Tegenwoordig worden zangers eerder internationaal geschoold, maar toch zijn er nog steeds Italiaans, Engels en Duits klinkende tenoren – niet noodzakelijkerwijs afkomstig uit of geschoold in die landen. Bij de Italiaanse tenor is de scholing erop gericht de hoge tonen zo briljant en krachtig mogelijk te maken. Zeer goed geschikt voor Verdi, maar minder voor Schubert. Bij Engelse tenoren gaat het er eerder om in oratoria coloraturen gemakkelijk en licht te zingen en daar kennen ze ook een lange counter-tenor-traditie. De klank van de stem wordt daar wat meer in de richting van het falset gestuurd, wat ten koste van de natuurlijkheid van de klank gaat. De klassieke Duitse tenor is zo geschoold, dat het onderste register net zo natuurlijk klinkt als het middenregister of het hoogste. Fritz Wunderlich is wel het beste voorbeeld. Om kort te gaan: Maximilian Schmitt is zo’n tenor. Hij is Wunderlich niet, maar hij komt veel dichter in de buurt van dit ideaal dan de meeste tegenwoordige tenoren.

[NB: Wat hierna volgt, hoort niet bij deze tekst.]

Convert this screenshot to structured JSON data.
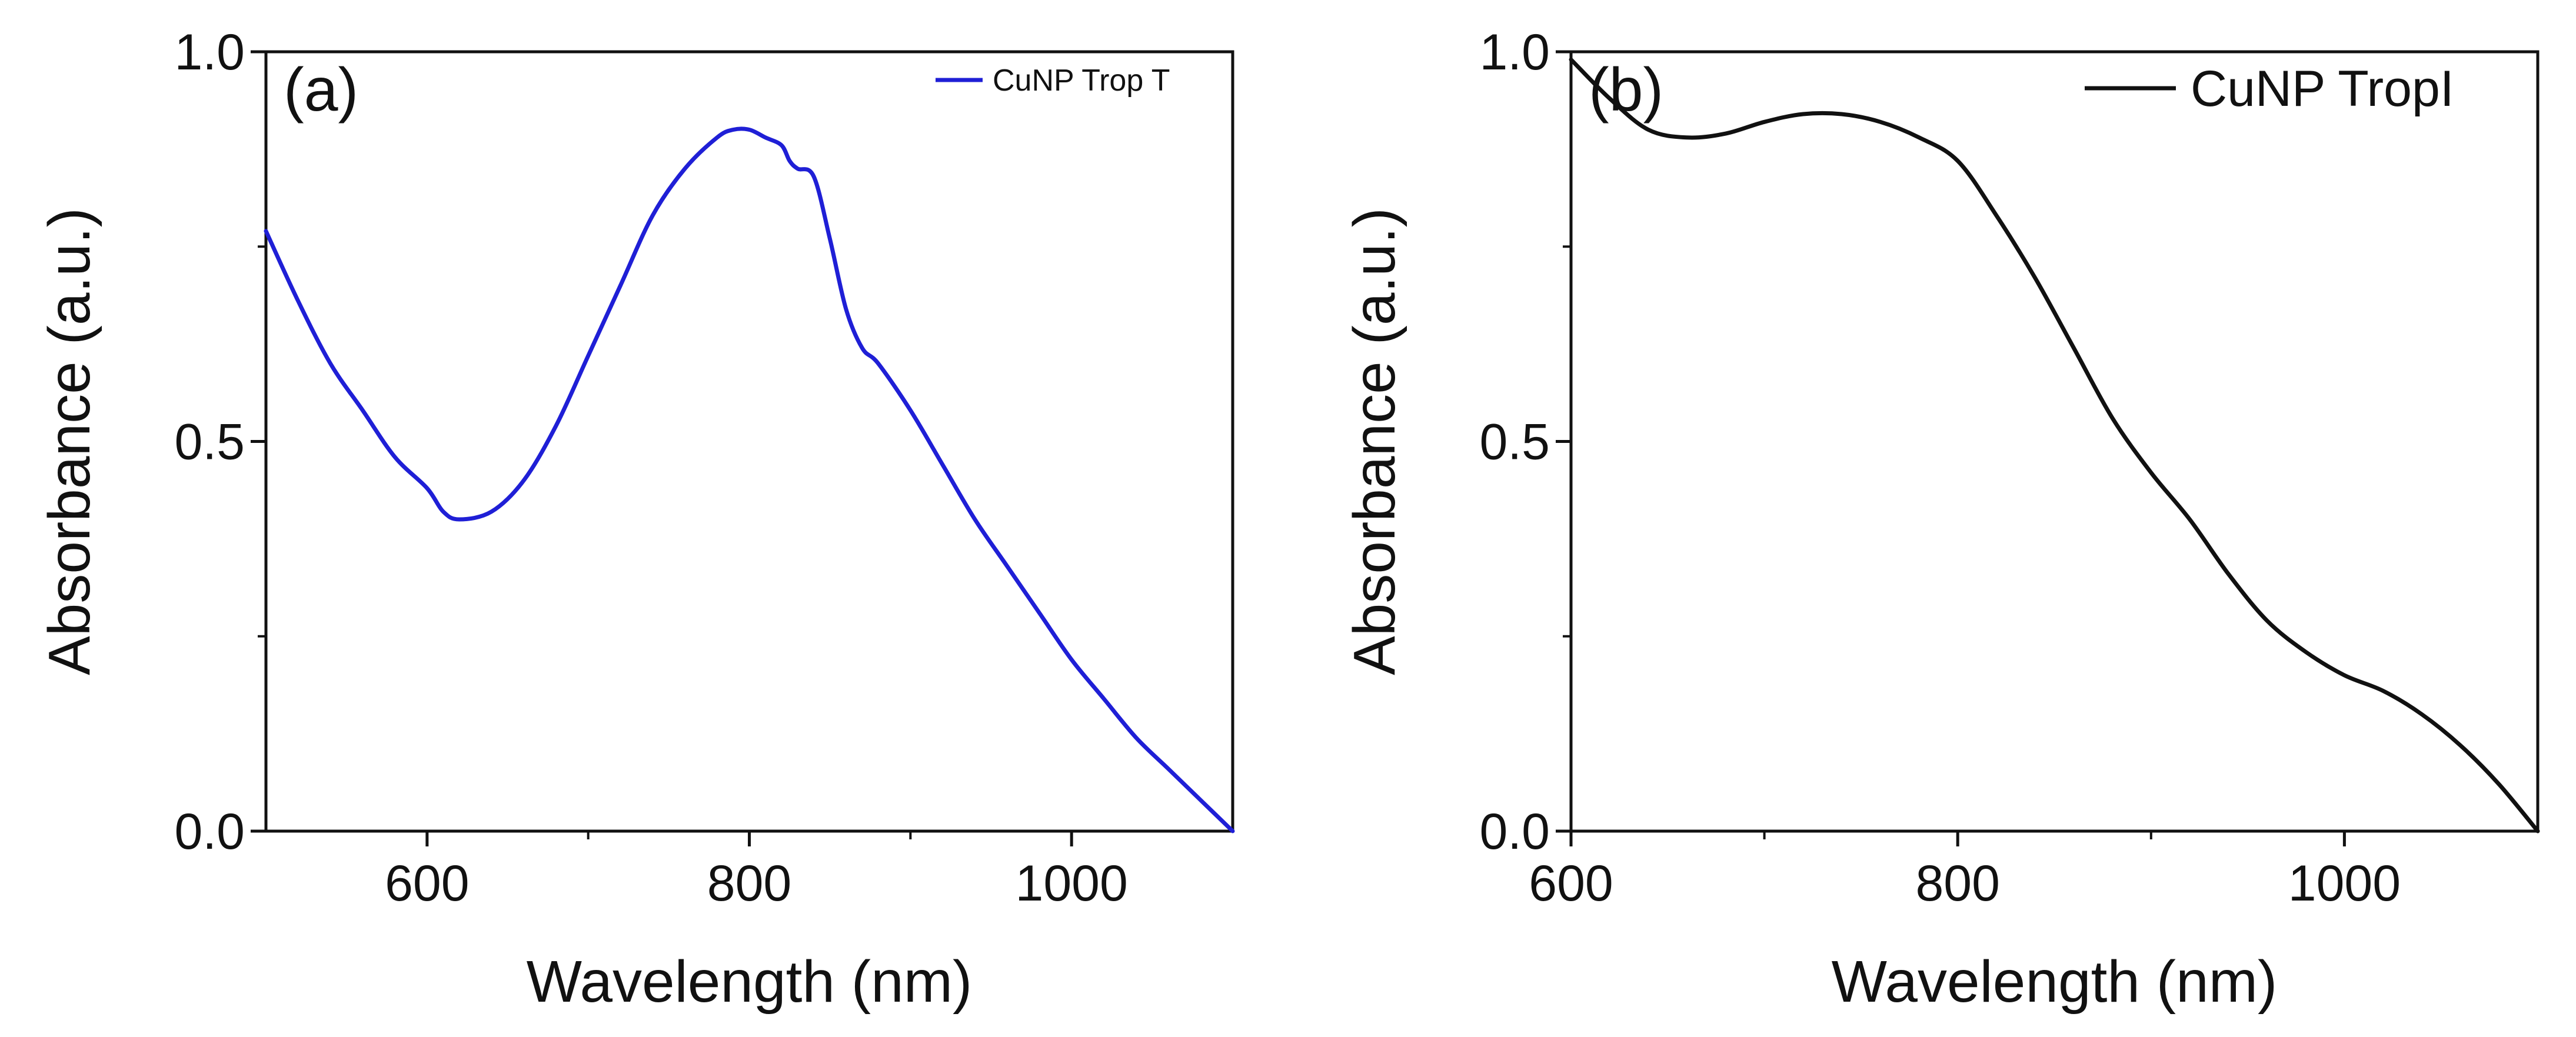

Schmitt begon de Müllerin en dus Das Wandern energiek en met een zeer aangename stem. Je kon zien dat hij nerveus was, maar te horen was dat aanvankelijk niet. Het tweede das Wandern (resp. das Wasser, die Räder etc.) aan het einde van de strofen zong hij mooi zacht. Verder klonk dit eerste tamelijke lied tamelijk gewoon: de eerste vier strofen waren bijna gelijk, Die Steine (de molenstenen) bijvoorbeeld waren niet zwaar (bij Huber overigens wel) en de herhalingen aan het begin van de strofen waren vrijwel identiek. De laatste strofe echter was veel zachter en iets langzamer en daardoor sloot hij het eerste lied toch nog spannend af.

Wohin
sloot daarbij aan en was qua klank aanvankelijk erg mooi. De reprise echter‚ es singen wohl die Nixen‘, had wat spannender mogen zijn en daarna zong Schmitt ondanks het in de partituur staande pp tamelijk hard. Hier werd waarschijnlijk ook de nervositeit van Schmitt duidelijk, enkele noten bovenin de passagio zong hij harder dan nodig bijvoorbeeld. Ondanks dat was het vocaal erg mooi en in het minimaal  mf zingen van het pp staat Schmitt zeker niet alleen.
Voor het derde lied, Halt!, koos het duo een snel tempo. Huber maakte indruk door zijn snelle maar niettemin zeer gedetailleerde en lichtvoetige spel, maar ook Schmitt kon er zeer goed mee uit de voeten. Als snelle inleiding op het interessantere Danksagung an den Bach was het zeer geslaagd. Dat lied zong Schmitt heel goed, ook al was soms te horen dat hij nerveus was. Langzamerhand begon Schmitt ook steeds meer vertellend te zingen. Voor Am Feierabend kozen Schmitt en Huber weer een zeer snel tempo. Op zijn laatst bij Der Neugierige werd duidelijk dat dit een bijzondere Müllerin zou worden. Schmitt was nog steeds nerveus (en zou dat tot aan het einde van het concert blijven) maar zijn grote verdienste was, dat hij niet voor de veiligheid maar  voor de expressiviteit koos en risico’s nam. Daardoor vielen die kleine foutjes ook minder op en kwam de nadruk meer te liggen op de expressie, die uiteraard veel belangrijker is.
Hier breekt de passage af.